The icy worlds of Europa and Enceladus could never be habitable – because they suffer from either extreme hot or cold.
NASA has said the mysterious moons of Jupiter and Saturn respectively could one day be home to humans.
But scientist said the moons swing from a “icehouse” to “hothouse” without a “goldilocks” period when conditions are just right for life to thrive.
The finding could have implications for the search for extra-terrestrial life as they are believed to be the likeliest places in the solar system to find it.
Unlike the deserts of Mars they are both covered by oceans.
The new global climate model shows some planets and moons like Europa and Enceladus change abruptly from extreme cold to extreme heat as their host star brightens – without passing through a habitable phase.
It had been hoped such worlds in our Solar System – and those outside known as exoplanets – could become habitable after their ice cover melts.
But these small worlds lack the geological processes of larger planets like Earth because they lose their heat faster.
The evolution of their climate depends solely on the energy received from the host star.
The computer simulation found Europa and Enceladus don’t have our planet’s active carbon cycle – which allowed it to recover from its snowball state to a perfect environment for life to thrive.
Without atmospheric greenhouse gases to help warm the moon or planet the energy required to melt the ice is so high once it melts it goes straight a greenhouse state.
The study published in Nature Geoscience showed the oceans vaporise making water disappear – resulting in a world unable to support life as we know it.

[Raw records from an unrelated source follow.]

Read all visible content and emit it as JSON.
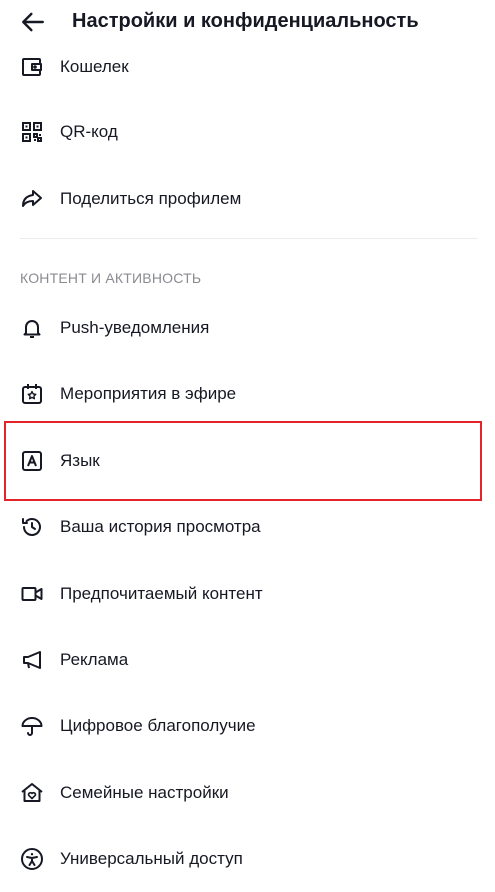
{
  "header": {
    "title": "Настройки и конфиденциальность",
    "back_icon": "arrow-left-icon"
  },
  "top_items": [
    {
      "label": "Кошелек",
      "icon": "wallet-icon"
    },
    {
      "label": "QR-код",
      "icon": "qr-code-icon"
    },
    {
      "label": "Поделиться профилем",
      "icon": "share-icon"
    }
  ],
  "section": {
    "title": "КОНТЕНТ И АКТИВНОСТЬ"
  },
  "content_items": [
    {
      "label": "Push-уведомления",
      "icon": "bell-icon"
    },
    {
      "label": "Мероприятия в эфире",
      "icon": "calendar-star-icon"
    },
    {
      "label": "Язык",
      "icon": "language-icon"
    },
    {
      "label": "Ваша история просмотра",
      "icon": "history-icon"
    },
    {
      "label": "Предпочитаемый контент",
      "icon": "video-camera-icon"
    },
    {
      "label": "Реклама",
      "icon": "megaphone-icon"
    },
    {
      "label": "Цифровое благополучие",
      "icon": "umbrella-icon"
    },
    {
      "label": "Семейные настройки",
      "icon": "family-home-icon"
    },
    {
      "label": "Универсальный доступ",
      "icon": "accessibility-icon"
    }
  ],
  "colors": {
    "highlight": "#e3242b",
    "text": "#161823",
    "secondary": "#8a8b91"
  }
}
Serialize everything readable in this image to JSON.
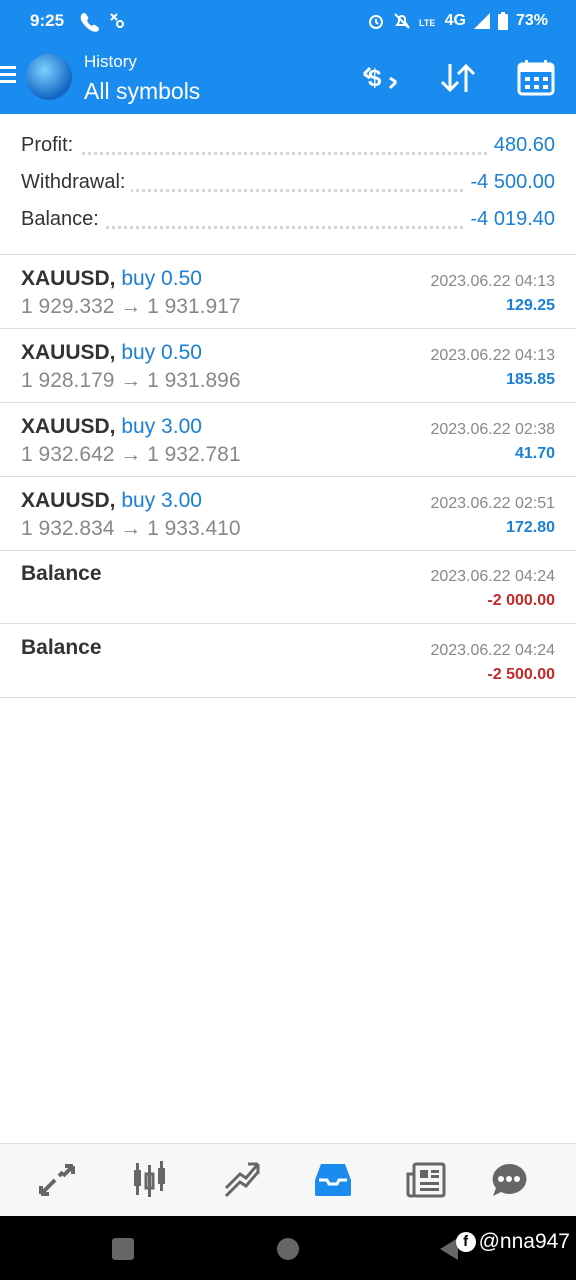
{
  "status_bar": {
    "time": "9:25",
    "network": "4G",
    "battery": "73%",
    "icons": [
      "call-icon",
      "sync-icon",
      "alarm-icon",
      "mute-icon",
      "lte-icon",
      "signal-icon",
      "battery-icon"
    ]
  },
  "header": {
    "subtitle": "History",
    "title": "All symbols",
    "icons": [
      "menu-icon",
      "logo-icon",
      "deposit-icon",
      "sort-icon",
      "calendar-icon"
    ]
  },
  "summary": {
    "profit_label": "Profit:",
    "profit_value": "480.60",
    "withdrawal_label": "Withdrawal:",
    "withdrawal_value": "-4 500.00",
    "balance_label": "Balance:",
    "balance_value": "-4 019.40"
  },
  "deals": [
    {
      "symbol": "XAUUSD,",
      "type": "buy 0.50",
      "prices": "1 929.332 → 1 931.917",
      "time": "2023.06.22 04:13",
      "profit": "129.25",
      "profit_color": "#1a7fd6"
    },
    {
      "symbol": "XAUUSD,",
      "type": "buy 0.50",
      "prices": "1 928.179 → 1 931.896",
      "time": "2023.06.22 04:13",
      "profit": "185.85",
      "profit_color": "#1a7fd6"
    },
    {
      "symbol": "XAUUSD,",
      "type": "buy 3.00",
      "prices": "1 932.642 → 1 932.781",
      "time": "2023.06.22 02:38",
      "profit": "41.70",
      "profit_color": "#1a7fd6"
    },
    {
      "symbol": "XAUUSD,",
      "type": "buy 3.00",
      "prices": "1 932.834 → 1 933.410",
      "time": "2023.06.22 02:51",
      "profit": "172.80",
      "profit_color": "#1a7fd6"
    },
    {
      "symbol": "Balance",
      "type": "",
      "prices": "",
      "time": "2023.06.22 04:24",
      "profit": "-2 000.00",
      "profit_color": "#c62828"
    },
    {
      "symbol": "Balance",
      "type": "",
      "prices": "",
      "time": "2023.06.22 04:24",
      "profit": "-2 500.00",
      "profit_color": "#c62828"
    }
  ],
  "bottom_nav": [
    "quotes-icon",
    "chart-icon",
    "trade-icon",
    "history-icon",
    "news-icon",
    "chat-icon"
  ],
  "bottom_nav_active": "history-icon",
  "watermark": "@nna947",
  "colors": {
    "accent": "#1a8cf0",
    "positive": "#1a7fd6",
    "negative": "#c62828"
  }
}
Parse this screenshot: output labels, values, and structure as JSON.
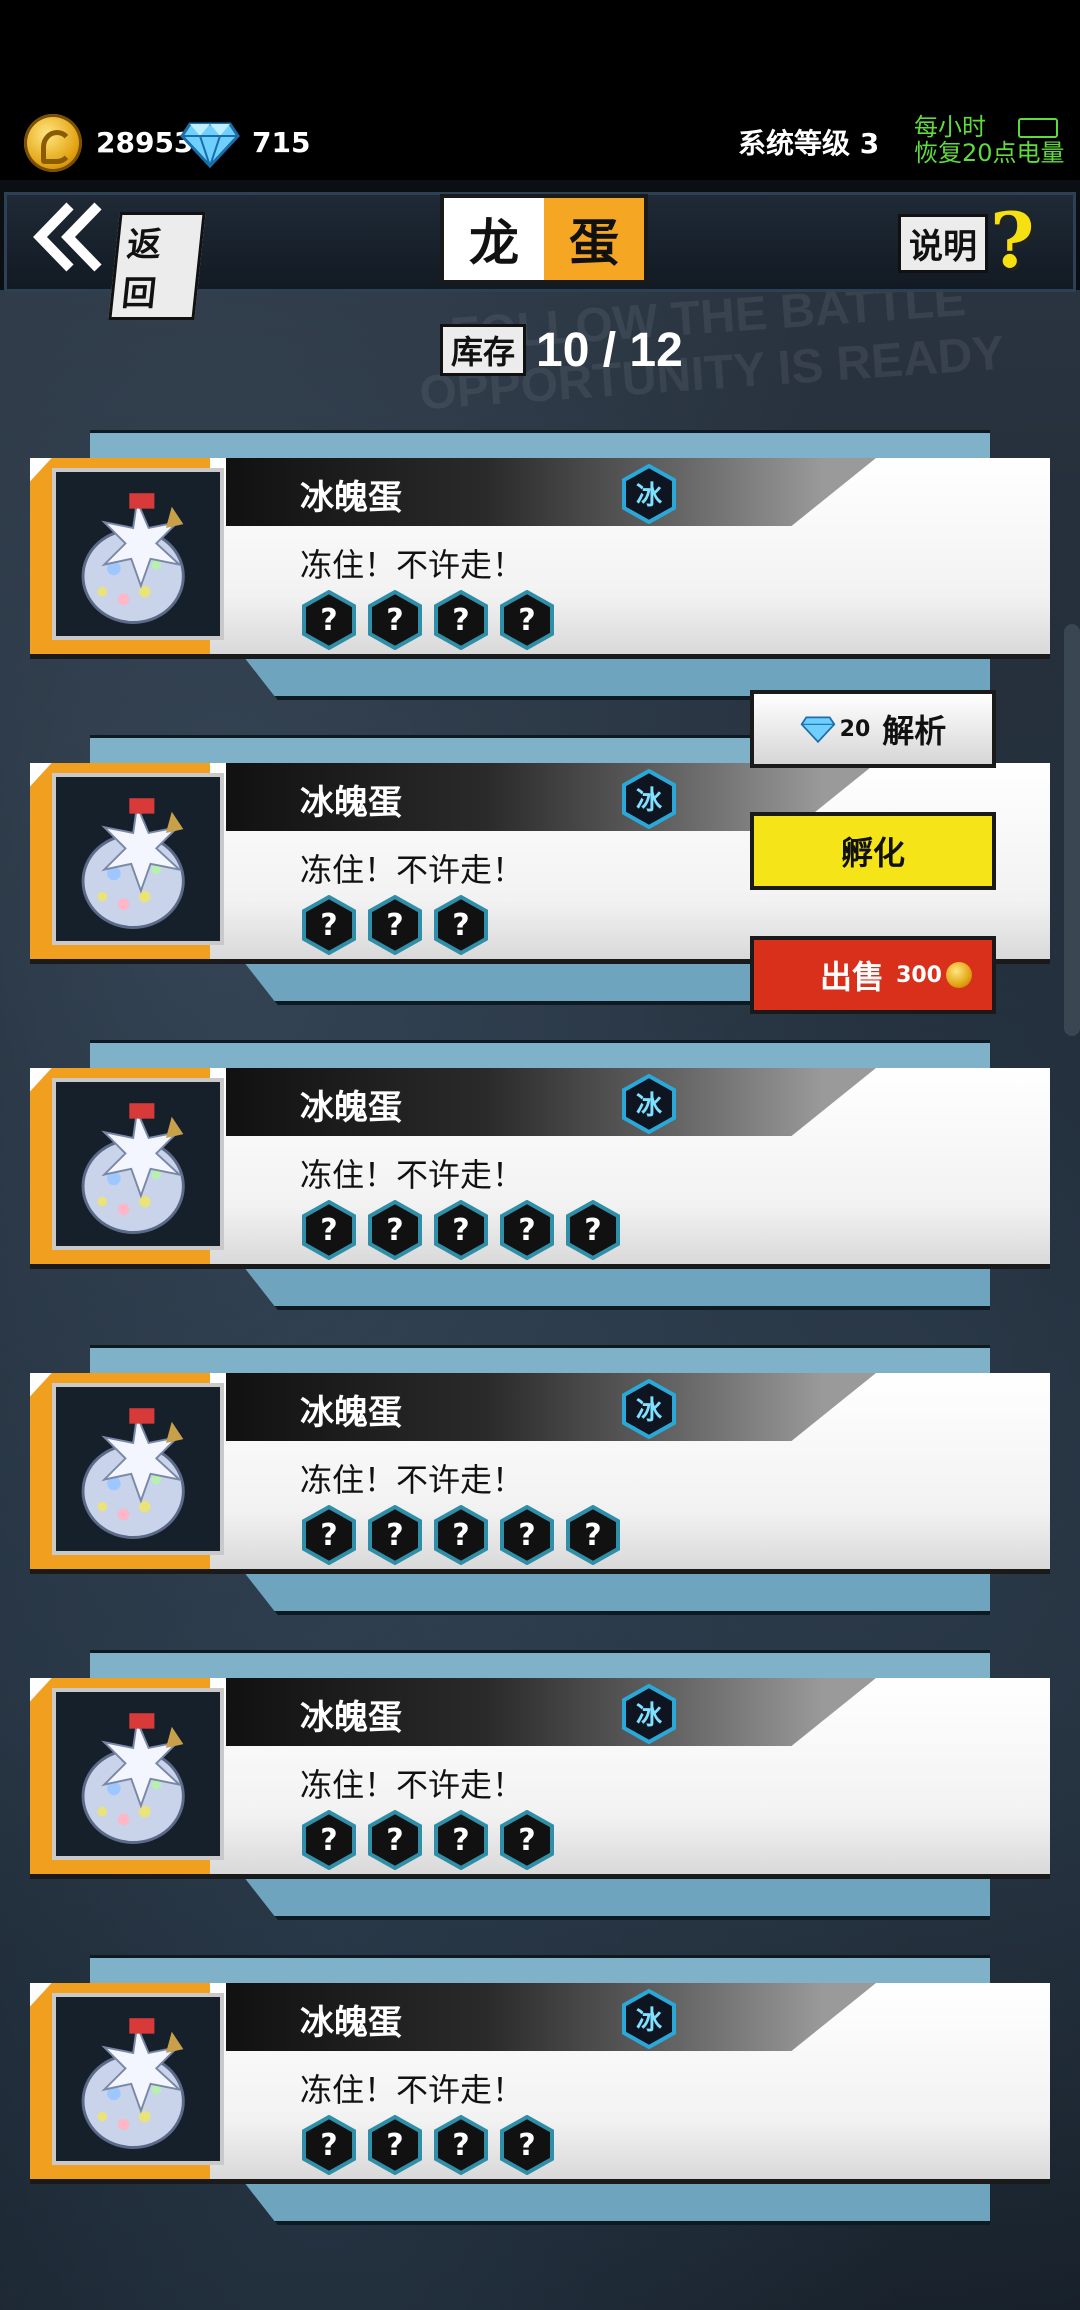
{
  "currency": {
    "coins": "28953",
    "gems": "715"
  },
  "system": {
    "level_label": "系统等级 3",
    "recover_line1": "每小时",
    "recover_line2": "恢复20点电量"
  },
  "header": {
    "back_label": "返回",
    "title_part1": "龙",
    "title_part2": "蛋",
    "help_label": "说明",
    "help_symbol": "?"
  },
  "inventory": {
    "label": "库存",
    "value": "10 / 12"
  },
  "element_icon_text": "冰",
  "slot_symbol": "?",
  "eggs": [
    {
      "name": "冰魄蛋",
      "desc": "冻住！不许走！",
      "slots": 4
    },
    {
      "name": "冰魄蛋",
      "desc": "冻住！不许走！",
      "slots": 3
    },
    {
      "name": "冰魄蛋",
      "desc": "冻住！不许走！",
      "slots": 5
    },
    {
      "name": "冰魄蛋",
      "desc": "冻住！不许走！",
      "slots": 5
    },
    {
      "name": "冰魄蛋",
      "desc": "冻住！不许走！",
      "slots": 4
    },
    {
      "name": "冰魄蛋",
      "desc": "冻住！不许走！",
      "slots": 4
    }
  ],
  "menu": {
    "analyze_cost": "20",
    "analyze_label": "解析",
    "hatch_label": "孵化",
    "sell_label": "出售",
    "sell_price": "300"
  },
  "bg_text": [
    "FOLLOW THE BATTLE",
    "OPPORTUNITY IS READY"
  ],
  "colors": {
    "accent_orange": "#f0a01e",
    "hatch_yellow": "#f4e418",
    "sell_red": "#d9301c",
    "recover_green": "#5fdc3c"
  }
}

Professor Jun Yang, of Peking University in Beijing, said: “Ongoing and future space missions aim to identify potentially habitable planets in our Solar System and beyond.
“Planetary habitability is determined not only by a planet’s current stellar insolation and atmospheric properties but also by the evolutionary history of its climate.
“It has been suggested that icy planets and moons become habitable after their initial ice shield melts as their host stars brighten.
“Here we show from global climate model simulations that a habitable state is not achieved in the climatic evolution of those icy planets and moons that possess an inactive carbonate-silicate cycle and low concentrations of greenhouse gases.
“Examples for such planetary bodies are the icy moons Europa and Enceladus, and certain icy exoplanets.”
Carbon has been critical for the emergence of life and the regulation of our climate through the carbon-silicate cycle.
It’s been debated how carbon-rich chemistry will affect the habitability of Europa and Enceladus.
Prof Yang said: “We find the stellar radiation required to overcome a planet’s initial snowball state are so large that they lead to significant water loss and preclude a habitable planet.
“Specifically, they exceed the moist greenhouse limit, at which water vapour accumulates at high altitudes where it can readily escape, or the runaway greenhouse limit, at which the strength of the greenhouse increases until the oceans boil away.
“We suggest that some icy planetary bodies may transition directly to a moist or runaway greenhouse without passing through a habitable Earth-like state.”
He added: “Icy worlds are common in the Solar System – such as Europa, Enceladus, Ganymede and early Earth and plausibly also in extrasolar systems.”
Ganymede is Jupiter’s largest moon but has been said to have less potential for life because its oceans lacks a hydrothermal system.
“A fundamental question is: would such icy planets and moons become habitable once their ice cover melts?”
Earth has been geologically active throughout its history and the volcanic emission of greenhouse gases and weathering processes have acted to warm and stabilise the climate
Prof Yang said: “Europa and Enceladus will have no habitable period.
“We emphasise our conclusion applies to planets that have an inactive carbonate-silicate cycle and low concentrations of greenhouse gases.”
He explained: “The post-snowball Earth is hot but it is in neither a runaway nor a moist greenhouse state.
“This is because the solar flux is much lower than the runaway greenhouse limit and the high level of CO2 acts to cool the upper atmosphere and thereby decrease the water concentration there.”
Planetary scientist Prof Andrew Ingersoll, of California Institute of Technology in Pasadena who reviewed the findings for the journal, said: “Making an icy planet habitable is not as simple as melting its ice: many icy bodies swing from too cold to too hot – by-passing just right.”
Earlier this year NASA said life could be thriving in warm underground seas on Enceladus – even though it’s 887 million miles away from the Sun.
Its Cassini spacecraft picked up the first evidence of chemical reactions capable of supporting microbes.